施設は、今回の記録的大雨で氾濫した馬場目川と富津内川が合流する地点の近くに位置し、床上まで浸水。ベッドや家具、冷蔵庫や医療機器などが泥水にのみ込まれ、廃棄せざるを得ない状況となった。

壁を見ると、水位は膝上に迫るほどになったと想像できる。

開始から2時間半で入所者の避難完了
湖東老健・佐藤直人事務長:
雨量が上がってきて危険だなということで町から連絡が入り、(デイケアの)通所はすぐに中止。入所の方は、近くの避難所と町の避難所、関連施設にそれぞれ移動を開始した
施設には、15日午前8時半過ぎに町から避難指示発令の連絡が入り、午前10時から入所者の避難を始めた。約2時間半で避難所や関連施設などに入所者全員を送り届けた。そして3時間後、馬場目川が氾濫した。

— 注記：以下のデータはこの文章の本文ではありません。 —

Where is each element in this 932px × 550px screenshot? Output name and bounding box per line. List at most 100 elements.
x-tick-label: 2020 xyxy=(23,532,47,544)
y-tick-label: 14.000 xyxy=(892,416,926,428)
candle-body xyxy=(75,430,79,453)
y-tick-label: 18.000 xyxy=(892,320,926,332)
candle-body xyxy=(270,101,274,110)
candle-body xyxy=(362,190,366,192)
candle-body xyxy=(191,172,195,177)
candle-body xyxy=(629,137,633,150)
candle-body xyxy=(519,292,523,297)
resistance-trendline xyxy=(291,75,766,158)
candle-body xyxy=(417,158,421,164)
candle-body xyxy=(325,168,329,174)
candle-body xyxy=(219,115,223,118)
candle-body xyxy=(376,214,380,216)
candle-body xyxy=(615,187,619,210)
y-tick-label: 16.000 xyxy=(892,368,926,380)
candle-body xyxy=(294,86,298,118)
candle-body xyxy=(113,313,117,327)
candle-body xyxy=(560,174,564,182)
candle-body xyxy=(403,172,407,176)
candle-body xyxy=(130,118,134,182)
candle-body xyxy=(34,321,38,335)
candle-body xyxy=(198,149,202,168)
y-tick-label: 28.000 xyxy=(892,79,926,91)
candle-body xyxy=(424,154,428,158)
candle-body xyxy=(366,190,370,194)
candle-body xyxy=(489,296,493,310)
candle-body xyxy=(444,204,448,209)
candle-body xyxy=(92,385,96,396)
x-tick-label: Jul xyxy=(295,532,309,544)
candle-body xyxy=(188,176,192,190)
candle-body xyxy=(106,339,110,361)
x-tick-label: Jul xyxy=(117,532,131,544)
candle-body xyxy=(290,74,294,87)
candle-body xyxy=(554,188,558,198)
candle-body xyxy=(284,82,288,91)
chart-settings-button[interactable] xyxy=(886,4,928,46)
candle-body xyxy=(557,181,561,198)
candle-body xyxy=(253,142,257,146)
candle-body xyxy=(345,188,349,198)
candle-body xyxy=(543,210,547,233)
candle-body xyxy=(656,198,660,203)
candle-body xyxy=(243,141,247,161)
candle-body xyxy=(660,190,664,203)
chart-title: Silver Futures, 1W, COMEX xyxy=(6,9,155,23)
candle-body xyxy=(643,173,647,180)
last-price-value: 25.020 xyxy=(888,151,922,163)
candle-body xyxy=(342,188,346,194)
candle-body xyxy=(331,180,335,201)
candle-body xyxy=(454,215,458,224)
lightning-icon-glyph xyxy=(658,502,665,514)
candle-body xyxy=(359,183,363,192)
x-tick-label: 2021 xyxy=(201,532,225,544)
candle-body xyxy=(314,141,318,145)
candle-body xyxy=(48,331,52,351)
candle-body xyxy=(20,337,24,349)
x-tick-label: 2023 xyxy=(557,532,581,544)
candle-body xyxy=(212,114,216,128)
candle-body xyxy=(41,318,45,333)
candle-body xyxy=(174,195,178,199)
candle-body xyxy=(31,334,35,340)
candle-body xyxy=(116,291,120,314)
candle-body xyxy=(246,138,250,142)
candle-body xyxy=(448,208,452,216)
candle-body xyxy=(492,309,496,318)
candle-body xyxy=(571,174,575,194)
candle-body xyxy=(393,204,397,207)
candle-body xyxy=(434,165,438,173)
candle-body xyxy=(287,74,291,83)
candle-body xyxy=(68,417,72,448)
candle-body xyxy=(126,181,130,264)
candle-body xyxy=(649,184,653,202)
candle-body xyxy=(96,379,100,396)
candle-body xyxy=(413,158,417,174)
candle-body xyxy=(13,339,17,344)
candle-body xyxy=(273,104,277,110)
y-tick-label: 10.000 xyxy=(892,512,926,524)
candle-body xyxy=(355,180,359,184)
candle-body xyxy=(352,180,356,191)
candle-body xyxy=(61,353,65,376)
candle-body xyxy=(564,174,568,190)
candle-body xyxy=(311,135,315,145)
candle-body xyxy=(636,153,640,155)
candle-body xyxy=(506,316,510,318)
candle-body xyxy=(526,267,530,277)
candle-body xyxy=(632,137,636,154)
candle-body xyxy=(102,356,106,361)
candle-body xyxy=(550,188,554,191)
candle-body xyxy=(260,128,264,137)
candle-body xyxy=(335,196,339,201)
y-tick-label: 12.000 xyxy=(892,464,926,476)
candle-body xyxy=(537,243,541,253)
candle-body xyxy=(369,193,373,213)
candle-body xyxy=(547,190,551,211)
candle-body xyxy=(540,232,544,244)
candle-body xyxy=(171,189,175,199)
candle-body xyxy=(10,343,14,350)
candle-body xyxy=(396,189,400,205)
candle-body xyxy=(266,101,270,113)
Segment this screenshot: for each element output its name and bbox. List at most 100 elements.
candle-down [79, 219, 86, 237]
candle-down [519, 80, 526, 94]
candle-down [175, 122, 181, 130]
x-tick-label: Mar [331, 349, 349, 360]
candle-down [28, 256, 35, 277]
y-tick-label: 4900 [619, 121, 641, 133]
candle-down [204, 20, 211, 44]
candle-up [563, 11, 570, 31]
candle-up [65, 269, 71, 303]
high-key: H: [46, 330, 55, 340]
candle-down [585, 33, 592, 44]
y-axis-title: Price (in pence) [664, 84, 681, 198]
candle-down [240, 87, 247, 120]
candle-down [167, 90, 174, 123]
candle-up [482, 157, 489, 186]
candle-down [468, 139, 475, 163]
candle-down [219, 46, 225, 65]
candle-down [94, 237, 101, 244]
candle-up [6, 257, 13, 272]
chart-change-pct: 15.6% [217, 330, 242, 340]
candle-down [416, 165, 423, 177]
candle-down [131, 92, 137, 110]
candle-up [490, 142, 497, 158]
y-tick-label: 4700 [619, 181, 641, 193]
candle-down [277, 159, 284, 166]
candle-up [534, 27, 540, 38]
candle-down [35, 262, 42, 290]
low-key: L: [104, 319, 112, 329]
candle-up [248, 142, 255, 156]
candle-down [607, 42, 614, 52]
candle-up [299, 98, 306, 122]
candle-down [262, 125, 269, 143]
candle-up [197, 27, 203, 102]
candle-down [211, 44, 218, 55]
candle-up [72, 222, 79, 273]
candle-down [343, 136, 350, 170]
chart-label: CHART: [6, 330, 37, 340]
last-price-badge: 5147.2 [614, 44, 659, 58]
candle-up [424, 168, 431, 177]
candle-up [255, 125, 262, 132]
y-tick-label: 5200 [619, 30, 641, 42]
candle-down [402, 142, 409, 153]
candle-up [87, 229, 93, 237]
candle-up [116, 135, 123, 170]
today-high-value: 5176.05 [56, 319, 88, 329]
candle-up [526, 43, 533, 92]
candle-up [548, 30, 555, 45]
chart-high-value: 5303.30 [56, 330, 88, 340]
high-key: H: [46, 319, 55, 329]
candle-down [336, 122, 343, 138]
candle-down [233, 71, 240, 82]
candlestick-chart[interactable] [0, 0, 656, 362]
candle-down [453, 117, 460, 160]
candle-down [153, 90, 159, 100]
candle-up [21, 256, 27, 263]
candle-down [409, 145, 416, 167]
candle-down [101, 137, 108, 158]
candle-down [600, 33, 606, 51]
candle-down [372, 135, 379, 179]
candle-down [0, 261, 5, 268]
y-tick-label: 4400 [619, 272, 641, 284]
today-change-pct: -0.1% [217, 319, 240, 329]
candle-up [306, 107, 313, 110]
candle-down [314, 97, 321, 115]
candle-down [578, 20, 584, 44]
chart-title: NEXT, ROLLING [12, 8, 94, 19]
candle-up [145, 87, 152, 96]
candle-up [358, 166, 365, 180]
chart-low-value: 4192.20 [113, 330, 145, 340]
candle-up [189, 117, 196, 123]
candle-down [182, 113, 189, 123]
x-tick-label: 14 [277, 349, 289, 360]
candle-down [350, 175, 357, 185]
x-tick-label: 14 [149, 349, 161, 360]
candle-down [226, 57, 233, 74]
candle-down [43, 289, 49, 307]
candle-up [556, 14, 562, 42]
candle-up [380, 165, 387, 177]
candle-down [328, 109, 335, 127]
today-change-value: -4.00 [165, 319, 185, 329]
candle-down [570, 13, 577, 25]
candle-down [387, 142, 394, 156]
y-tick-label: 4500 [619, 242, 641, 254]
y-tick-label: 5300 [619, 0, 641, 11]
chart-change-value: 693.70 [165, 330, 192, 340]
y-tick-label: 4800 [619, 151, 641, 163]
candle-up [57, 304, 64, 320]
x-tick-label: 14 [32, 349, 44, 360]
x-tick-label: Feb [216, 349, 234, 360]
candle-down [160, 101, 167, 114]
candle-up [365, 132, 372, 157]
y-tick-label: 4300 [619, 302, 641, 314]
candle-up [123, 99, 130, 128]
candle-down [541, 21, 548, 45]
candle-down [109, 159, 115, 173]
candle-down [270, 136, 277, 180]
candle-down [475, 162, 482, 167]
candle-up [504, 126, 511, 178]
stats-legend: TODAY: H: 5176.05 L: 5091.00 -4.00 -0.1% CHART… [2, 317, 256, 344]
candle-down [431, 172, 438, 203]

迅速に全員を避難させられたのは、いざという時のネットワークが構築されていたからだ。五城目町や潟上市、男鹿市など8市町村の高齢者施設や医療機関は、災害時に連携することを決めている。

湖東老健・佐藤直人事務長:
他の法人と災害時の相互支援なども提携しているが、今回は社会福祉法人「敬仁会」からの支援で、移送の車を出してもらった。そういったところが迅速な避難につながったんじゃないかなと考えている
垣根を越えた支援の輪
一方で、町は各地で断水したため、一部の入所者は避難先を転々とする事態に…。ここでも連携が生かされた。
関連施設だけでは受け入れきれない入所者を、潟上市の病院に移送するなど、垣根を越えた支援の輪が広がった。

避難が長期化した場合の対応は?
事前の準備と地域のネットワークが多くの人の命を救ったものの、災害はこれで終わったわけではない。
湖東老健・佐藤直人事務長:
今後ずっと他の施設に滞在してもらうわけにもいかないので、そういったところですごく頭を悩ませている

避難が長期化した時に、いかに利用者の体と心の健康を守るか…。
新たな課題が浮き彫りになっている。